ALESSANDRO TRONCONE
Sport

Il carattere, l’estate difficile e il gol riscatto. Ecco Kleis Bozhanaj, la fantasia al potere

Il dribbling col Bari che propizia il gol di Manconi, il capolavoro a Catanzaro che entra nella storia: alla scoperta del talento 22enne

Il carattere, l’estate difficile e il gol riscatto. Ecco Kleis Bozhanaj, la fantasia al potere

Il carattere, l’estate difficile e il gol riscatto. Ecco Kleis Bozhanaj, la fantasia al potere

"Ha qualcosa di diverso", dice Paolo Bianco. E ce ne siamo accorti. Perché, si badi bene, i giocatori giovani non si giudicano solo per il gesto tecnico come spesso viene fatto, ma per l’atteggiamento e il carattere ancor prima di ogni altra cosa. Anche per la tranquillità con la quale affrontano determinati momenti, sentimento quasi essenziale per superare il tornado delle emozioni che si potrebbero vivere in pochissimi minuti.
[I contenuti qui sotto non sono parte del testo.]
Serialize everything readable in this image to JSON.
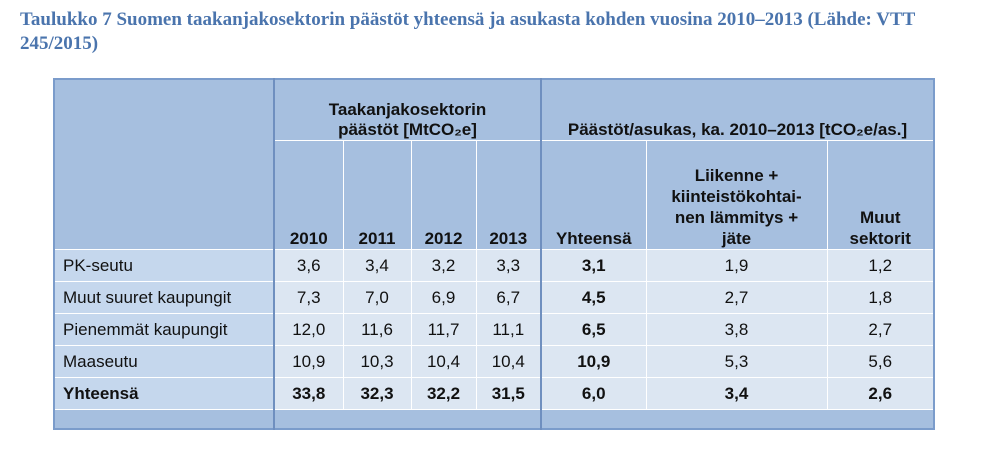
{
  "caption": {
    "title": "Taulukko 7 Suomen taakanjakosektorin päästöt yhteensä ja asukasta kohden vuosina 2010–2013 (Lähde: VTT 245/2015)"
  },
  "table": {
    "group_headers": [
      "Taakanjakosektorin päästöt [MtCO₂e]",
      "Päästöt/asukas, ka. 2010–2013 [tCO₂e/as.]"
    ],
    "columns": [
      "2010",
      "2011",
      "2012",
      "2013",
      "Yhteensä",
      [
        "Liikenne +",
        "kiinteistökohtai-",
        "nen lämmitys +",
        "jäte"
      ],
      [
        "Muut",
        "sektorit"
      ]
    ],
    "rows": [
      [
        "PK-seutu",
        "3,6",
        "3,4",
        "3,2",
        "3,3",
        "3,1",
        "1,9",
        "1,2"
      ],
      [
        "Muut suuret kaupungit",
        "7,3",
        "7,0",
        "6,9",
        "6,7",
        "4,5",
        "2,7",
        "1,8"
      ],
      [
        "Pienemmät kaupungit",
        "12,0",
        "11,6",
        "11,7",
        "11,1",
        "6,5",
        "3,8",
        "2,7"
      ],
      [
        "Maaseutu",
        "10,9",
        "10,3",
        "10,4",
        "10,4",
        "10,9",
        "5,3",
        "5,6"
      ],
      [
        "Yhteensä",
        "33,8",
        "32,3",
        "32,2",
        "31,5",
        "6,0",
        "3,4",
        "2,6"
      ]
    ]
  }
}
Quella tranquillità, quella sensazione di estrema spensieratezza, Kleis Bozhanaj ha già fatto capire di averla. Mista al coraggio di assumersi importanti responsabilità come può essere stato l’aver condotta l’azione del gol decisivo di Catanzaro, l’aver puntato la porta con le idee chiarissime, sapendo già di voler confezionare qualcosa che sarebbe rimasto nella storia perché il Modena, su quel campo, non vinceva dal 1969. E, per giunta, nell’ultimo istante utile della partita. Insomma, sono quelle fotografie indimenticabili e che hanno intrinseco un significato che va anche ben oltre il puro risultato. Lui stesso si è preso una soddisfazione personale pesante, l’estate trascorsa è stata difficoltosa tra infortuni e problemi vari, ma il Modena gli ha dato fiducia non solo da quest’anno ma già dallo scorso gennaio quando l’ha preso e lasciato alla Carrarese per concludere il suo percorso.
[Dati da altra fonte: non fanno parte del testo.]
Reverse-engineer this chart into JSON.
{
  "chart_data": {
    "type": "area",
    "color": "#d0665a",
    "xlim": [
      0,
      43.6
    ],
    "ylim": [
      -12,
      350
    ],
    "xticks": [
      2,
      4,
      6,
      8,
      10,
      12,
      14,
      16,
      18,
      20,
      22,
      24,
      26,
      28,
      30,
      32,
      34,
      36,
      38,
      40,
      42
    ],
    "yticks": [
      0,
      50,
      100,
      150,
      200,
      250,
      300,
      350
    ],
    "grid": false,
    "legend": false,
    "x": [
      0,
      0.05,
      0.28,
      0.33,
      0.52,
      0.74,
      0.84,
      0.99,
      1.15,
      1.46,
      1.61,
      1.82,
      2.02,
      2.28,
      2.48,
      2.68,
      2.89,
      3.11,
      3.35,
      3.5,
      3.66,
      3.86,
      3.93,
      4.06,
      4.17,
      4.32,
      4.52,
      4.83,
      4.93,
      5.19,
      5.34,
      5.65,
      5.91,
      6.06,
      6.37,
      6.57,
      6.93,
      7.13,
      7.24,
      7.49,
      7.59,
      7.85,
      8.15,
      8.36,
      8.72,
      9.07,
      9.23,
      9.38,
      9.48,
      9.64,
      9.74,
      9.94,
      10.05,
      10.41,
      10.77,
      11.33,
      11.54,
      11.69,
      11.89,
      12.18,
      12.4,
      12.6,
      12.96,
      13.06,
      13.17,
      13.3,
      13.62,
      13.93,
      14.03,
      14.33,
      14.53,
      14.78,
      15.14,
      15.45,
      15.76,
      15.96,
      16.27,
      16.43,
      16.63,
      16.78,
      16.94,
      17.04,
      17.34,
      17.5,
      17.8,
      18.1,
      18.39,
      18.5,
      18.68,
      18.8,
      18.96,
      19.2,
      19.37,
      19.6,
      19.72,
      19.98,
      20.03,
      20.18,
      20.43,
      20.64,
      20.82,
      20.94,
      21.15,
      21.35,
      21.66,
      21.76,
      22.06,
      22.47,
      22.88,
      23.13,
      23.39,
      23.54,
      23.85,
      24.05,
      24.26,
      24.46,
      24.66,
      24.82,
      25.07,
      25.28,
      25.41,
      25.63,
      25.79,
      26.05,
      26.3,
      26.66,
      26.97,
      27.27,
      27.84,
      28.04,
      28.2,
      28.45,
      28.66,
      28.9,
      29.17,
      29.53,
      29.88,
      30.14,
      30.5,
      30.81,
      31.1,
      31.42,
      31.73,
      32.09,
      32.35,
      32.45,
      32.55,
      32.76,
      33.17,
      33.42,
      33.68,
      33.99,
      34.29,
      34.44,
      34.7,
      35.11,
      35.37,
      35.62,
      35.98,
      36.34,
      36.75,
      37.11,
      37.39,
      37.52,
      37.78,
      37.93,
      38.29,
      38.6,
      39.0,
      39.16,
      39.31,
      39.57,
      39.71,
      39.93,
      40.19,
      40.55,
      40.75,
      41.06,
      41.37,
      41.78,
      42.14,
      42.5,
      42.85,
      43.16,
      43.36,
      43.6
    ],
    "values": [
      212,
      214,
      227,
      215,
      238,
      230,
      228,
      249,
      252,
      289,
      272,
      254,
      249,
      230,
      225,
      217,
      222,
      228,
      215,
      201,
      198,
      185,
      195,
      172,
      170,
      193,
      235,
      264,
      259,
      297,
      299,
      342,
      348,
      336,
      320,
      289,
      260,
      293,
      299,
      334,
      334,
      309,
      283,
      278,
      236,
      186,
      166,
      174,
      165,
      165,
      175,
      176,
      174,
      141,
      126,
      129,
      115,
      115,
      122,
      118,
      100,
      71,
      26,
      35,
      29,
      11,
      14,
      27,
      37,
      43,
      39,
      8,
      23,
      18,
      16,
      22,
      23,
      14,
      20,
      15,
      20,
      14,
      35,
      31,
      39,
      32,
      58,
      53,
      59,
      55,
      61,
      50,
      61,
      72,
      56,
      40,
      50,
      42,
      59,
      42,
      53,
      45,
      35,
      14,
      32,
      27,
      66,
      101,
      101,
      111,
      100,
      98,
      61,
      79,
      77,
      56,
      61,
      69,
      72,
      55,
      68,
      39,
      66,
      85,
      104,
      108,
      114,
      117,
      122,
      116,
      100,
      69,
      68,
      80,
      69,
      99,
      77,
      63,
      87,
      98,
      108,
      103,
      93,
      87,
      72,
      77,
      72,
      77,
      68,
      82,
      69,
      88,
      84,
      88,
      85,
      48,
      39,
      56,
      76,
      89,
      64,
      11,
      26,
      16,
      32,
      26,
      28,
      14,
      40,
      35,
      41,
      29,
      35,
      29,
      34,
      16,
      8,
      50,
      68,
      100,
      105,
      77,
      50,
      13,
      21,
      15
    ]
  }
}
A 22 anni, Kleis ha messo insieme esperienze nelle giovanili dell’Empoli (dove se ne parlava già benissimo), un anno nella Primavera del Napoli, una capatina in Portogallo al Casa Pia e le 35 presenze in un campionato con la Carrarese con 5 reti prima del Modena. Uno dei suoi idoli è Kaka, non siamo certo qui per paragonarlo al campione brasiliano e mai lo faremo. Possiamo altrettanto sicuramente dire che nella rosa del Modena, il ragazzo albanese fa parte di quei giocatori con caratteristiche diverse, alternative. Sulla trequarti può davvero essere una variabile incalcolabile, per la qualità che ha.
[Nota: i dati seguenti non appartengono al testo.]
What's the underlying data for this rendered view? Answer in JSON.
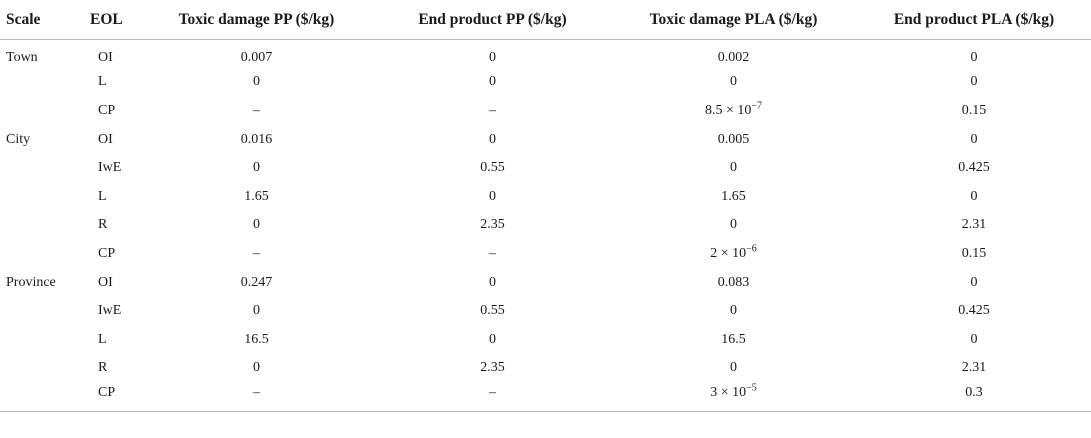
{
  "table": {
    "headers": [
      "Scale",
      "EOL",
      "Toxic damage PP ($/kg)",
      "End product PP ($/kg)",
      "Toxic damage PLA ($/kg)",
      "End product PLA ($/kg)"
    ],
    "rows": [
      {
        "scale": "Town",
        "eol": "OI",
        "tdpp": "0.007",
        "eppp": "0",
        "tdpla": "0.002",
        "eppla": "0"
      },
      {
        "scale": "",
        "eol": "L",
        "tdpp": "0",
        "eppp": "0",
        "tdpla": "0",
        "eppla": "0"
      },
      {
        "scale": "",
        "eol": "CP",
        "tdpp": "–",
        "eppp": "–",
        "tdpla_base": "8.5 × 10",
        "tdpla_exp": "−7",
        "eppla": "0.15"
      },
      {
        "scale": "City",
        "eol": "OI",
        "tdpp": "0.016",
        "eppp": "0",
        "tdpla": "0.005",
        "eppla": "0"
      },
      {
        "scale": "",
        "eol": "IwE",
        "tdpp": "0",
        "eppp": "0.55",
        "tdpla": "0",
        "eppla": "0.425"
      },
      {
        "scale": "",
        "eol": "L",
        "tdpp": "1.65",
        "eppp": "0",
        "tdpla": "1.65",
        "eppla": "0"
      },
      {
        "scale": "",
        "eol": "R",
        "tdpp": "0",
        "eppp": "2.35",
        "tdpla": "0",
        "eppla": "2.31"
      },
      {
        "scale": "",
        "eol": "CP",
        "tdpp": "–",
        "eppp": "–",
        "tdpla_base": "2 × 10",
        "tdpla_exp": "−6",
        "eppla": "0.15"
      },
      {
        "scale": "Province",
        "eol": "OI",
        "tdpp": "0.247",
        "eppp": "0",
        "tdpla": "0.083",
        "eppla": "0"
      },
      {
        "scale": "",
        "eol": "IwE",
        "tdpp": "0",
        "eppp": "0.55",
        "tdpla": "0",
        "eppla": "0.425"
      },
      {
        "scale": "",
        "eol": "L",
        "tdpp": "16.5",
        "eppp": "0",
        "tdpla": "16.5",
        "eppla": "0"
      },
      {
        "scale": "",
        "eol": "R",
        "tdpp": "0",
        "eppp": "2.35",
        "tdpla": "0",
        "eppla": "2.31"
      },
      {
        "scale": "",
        "eol": "CP",
        "tdpp": "–",
        "eppp": "–",
        "tdpla_base": "3 × 10",
        "tdpla_exp": "−5",
        "eppla": "0.3"
      }
    ]
  }
}
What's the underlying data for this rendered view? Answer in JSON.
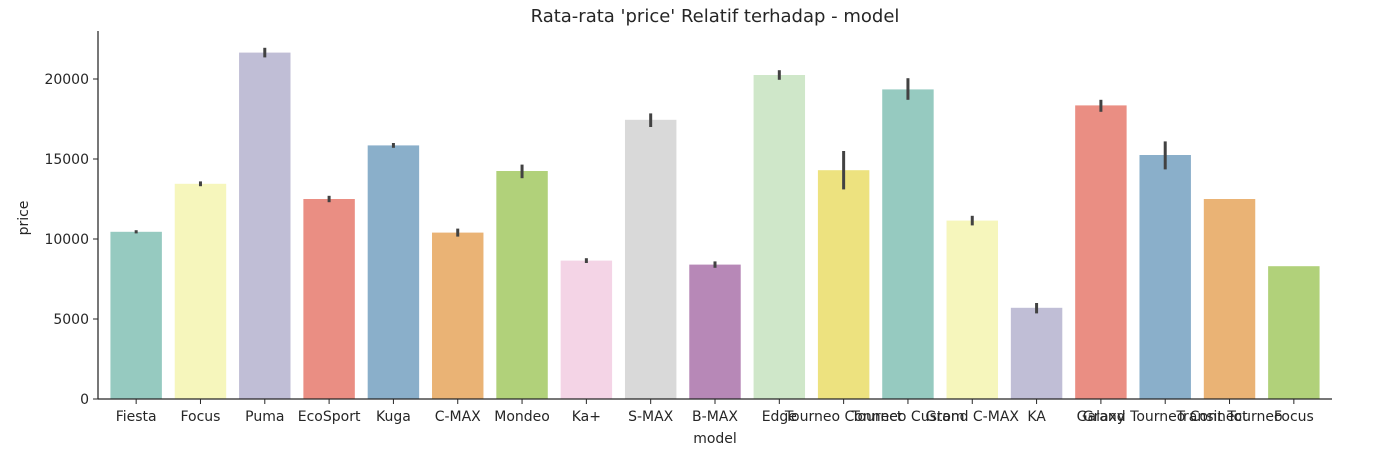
{
  "chart_data": {
    "type": "bar",
    "title": "Rata-rata 'price' Relatif terhadap - model",
    "xlabel": "model",
    "ylabel": "price",
    "ylim": [
      0,
      23000
    ],
    "yticks": [
      0,
      5000,
      10000,
      15000,
      20000
    ],
    "grid": false,
    "categories": [
      "Fiesta",
      "Focus",
      "Puma",
      "EcoSport",
      "Kuga",
      "C-MAX",
      "Mondeo",
      "Ka+",
      "S-MAX",
      "B-MAX",
      "Edge",
      "Tourneo Connect",
      "Tourneo Custom",
      "Grand C-MAX",
      "KA",
      "Galaxy",
      "Grand Tourneo Connect",
      "Transit Tourneo",
      "Focus"
    ],
    "values": [
      10450,
      13450,
      21650,
      12500,
      15850,
      10400,
      14250,
      8650,
      17450,
      8400,
      20250,
      14300,
      19350,
      11150,
      5700,
      18350,
      15250,
      12500,
      8300
    ],
    "error_low": [
      10350,
      13300,
      21350,
      12300,
      15700,
      10150,
      13800,
      8500,
      17000,
      8200,
      19950,
      13100,
      18700,
      10850,
      5350,
      17950,
      14350,
      12500,
      8300
    ],
    "error_high": [
      10550,
      13600,
      21950,
      12700,
      16000,
      10650,
      14650,
      8800,
      17850,
      8600,
      20550,
      15500,
      20050,
      11450,
      6000,
      18700,
      16100,
      12500,
      8300
    ],
    "colors": [
      "#96cac0",
      "#f6f6bc",
      "#c0bed6",
      "#ea8e83",
      "#8aafca",
      "#eab375",
      "#b1d17a",
      "#f4d4e6",
      "#d9d9d9",
      "#b788b7",
      "#cfe7c9",
      "#ede27f",
      "#96cac0",
      "#f6f6bc",
      "#c0bed6",
      "#ea8e83",
      "#8aafca",
      "#eab375",
      "#b1d17a"
    ]
  }
}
A Bari si era presentato con un dribbling dal quale poi è nata la punizione del pari di Manconi, a Brescia e con la Ternana ha conosciuto quanto sporche possano essere le partite di B in certi momenti e a Catanzaro ha scritto la storia. Ha la fortuna di avere un allenatore che paura non ha ad effettuare sostituzioni decisive e vedrete che nelle prossime partite riuscirà anche a ritagliarsi occasioni dal primo minuto. Perché ha qualcosa di diverso nascosto sotto quel sorriso da ragazzo bravo e ambizioso quale è. Il Modena ha scoperto Bozhanaj. O, meglio, il Modena ha fatto conoscere ai modenesi Bozhanaj. Siamo pronti a raccontare, molto probabilmente, una bella storia.